The Three PMs: What’s the Difference Between Program Managers vs. Product Manager vs. Project Manager?

Program managers, product managers, and project managers are roles that many other colleagues and superiors may confuse, conflate, and combine. But each job is quite different than the others, despite their shared acronym.

What are the differences?

Products are “going concerns” with users (often external) to ease pain points and improve or facilitate task completion. Programs are also ongoing entities (although they often have an eventual endpoint) encompassing many tracks and specific projects. Projects are discrete initiatives with set start and endpoints.

Due to the differences in each of these roles managing, their job descriptions are quite different. There’s plenty of overlap between a program manager and a project manager, as both works to usher along with important initiatives for their organizations.

Scope in Program Management

But the scope of program management is much broader and rarely gets into the nitty-gritty details of specific resource allocations and scheduling for individual projects (that responsibility lies with the project managers). Additionally, it’s not unusual for project managers to report to program managers, who may have a team to deploy as needed to advance the program.

Strategy in Product Management

However, product management is an entirely different discipline. Product managers don’t spend their time worrying about staffing projects and individual deliverable deadlines for the most part and often don’t have much oversight over budgeting.

Their focus is on prioritizing what’s most important for the organization and its strategic objectives, synthesizing input from various stakeholders and users (and staying as far away from Gantt charts as possible.) They define the product and explain why it’s important to build it.

If you’d like a brief walkthrough of the differences between project management and product management, visit our Product Management vs. Project Management page.

Why Does Product Management vs. Program Management Get Confused?

To those immersed in one of these professions, it can be endlessly frustrating that so many other intelligent people can’t seem to keep things straight. Each job is quite different, but the titles are often used interchangeably.
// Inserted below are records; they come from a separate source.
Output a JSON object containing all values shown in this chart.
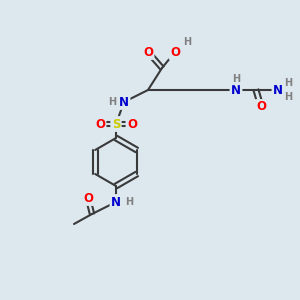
{
  "bg_color": "#dde8ee",
  "atom_colors": {
    "C": "#3a3a3a",
    "H": "#808080",
    "O": "#ff0000",
    "N": "#0000cd",
    "S": "#cccc00"
  },
  "bond_color": "#3a3a3a",
  "bond_width": 1.5,
  "font_size": 8.5,
  "fig_size": [
    3.0,
    3.0
  ],
  "dpi": 100
}
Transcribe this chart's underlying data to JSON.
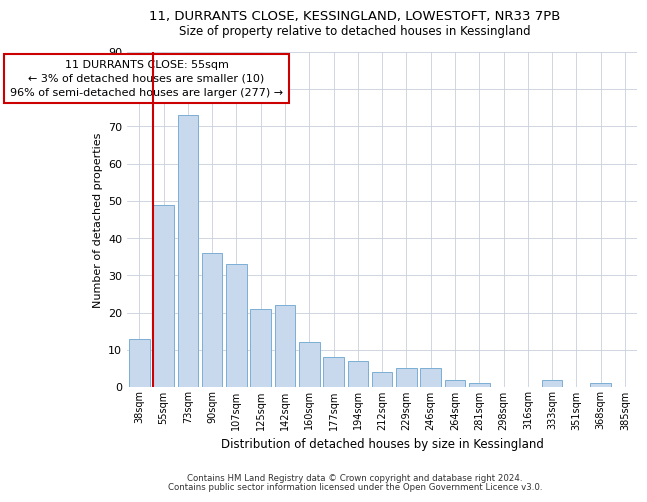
{
  "title1": "11, DURRANTS CLOSE, KESSINGLAND, LOWESTOFT, NR33 7PB",
  "title2": "Size of property relative to detached houses in Kessingland",
  "xlabel": "Distribution of detached houses by size in Kessingland",
  "ylabel": "Number of detached properties",
  "bar_labels": [
    "38sqm",
    "55sqm",
    "73sqm",
    "90sqm",
    "107sqm",
    "125sqm",
    "142sqm",
    "160sqm",
    "177sqm",
    "194sqm",
    "212sqm",
    "229sqm",
    "246sqm",
    "264sqm",
    "281sqm",
    "298sqm",
    "316sqm",
    "333sqm",
    "351sqm",
    "368sqm",
    "385sqm"
  ],
  "bar_values": [
    13,
    49,
    73,
    36,
    33,
    21,
    22,
    12,
    8,
    7,
    4,
    5,
    5,
    2,
    1,
    0,
    0,
    2,
    0,
    1,
    0
  ],
  "bar_color": "#c9d9ed",
  "bar_edge_color": "#7bafd4",
  "highlight_color": "#cc0000",
  "annotation_title": "11 DURRANTS CLOSE: 55sqm",
  "annotation_line1": "← 3% of detached houses are smaller (10)",
  "annotation_line2": "96% of semi-detached houses are larger (277) →",
  "annotation_box_color": "#ffffff",
  "annotation_box_edge": "#cc0000",
  "ylim": [
    0,
    90
  ],
  "yticks": [
    0,
    10,
    20,
    30,
    40,
    50,
    60,
    70,
    80,
    90
  ],
  "footer1": "Contains HM Land Registry data © Crown copyright and database right 2024.",
  "footer2": "Contains public sector information licensed under the Open Government Licence v3.0.",
  "bg_color": "#ffffff",
  "grid_color": "#c8d0dc"
}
There are a few potential causes for this bewildering phenomenon. The first is, somewhat understandably, the names. All three begin with “pro” and are often shortened to “PM” in mixed company. It’s natural for someone to get them mixed up, given that context.

But beyond the titles themselves, there are other reasons for confusion. For one thing, unlike nearly every other role in an organization, all three “PM” variants don’t have any deliverables in a traditional sense.

Neither program managers, product managers, or project managers are closing deals, writing code, authoring website copy, generating marketing collateral, etc.

In the product delivery and go-to-market worlds, that lack of discrete output is a bit unusual. While the people holding these jobs create presentations, schedules, roadmaps, and lots of other artifacts, they’re almost exclusively intended to inform and align internal stakeholders versus actual customers or users.

All three PMs also perform oversight roles. They communicate via many different channels, schedule, and run meetings, and in general, ensure loose ends are accounted for, information is aggregated and shared. Things happen when they need to happen.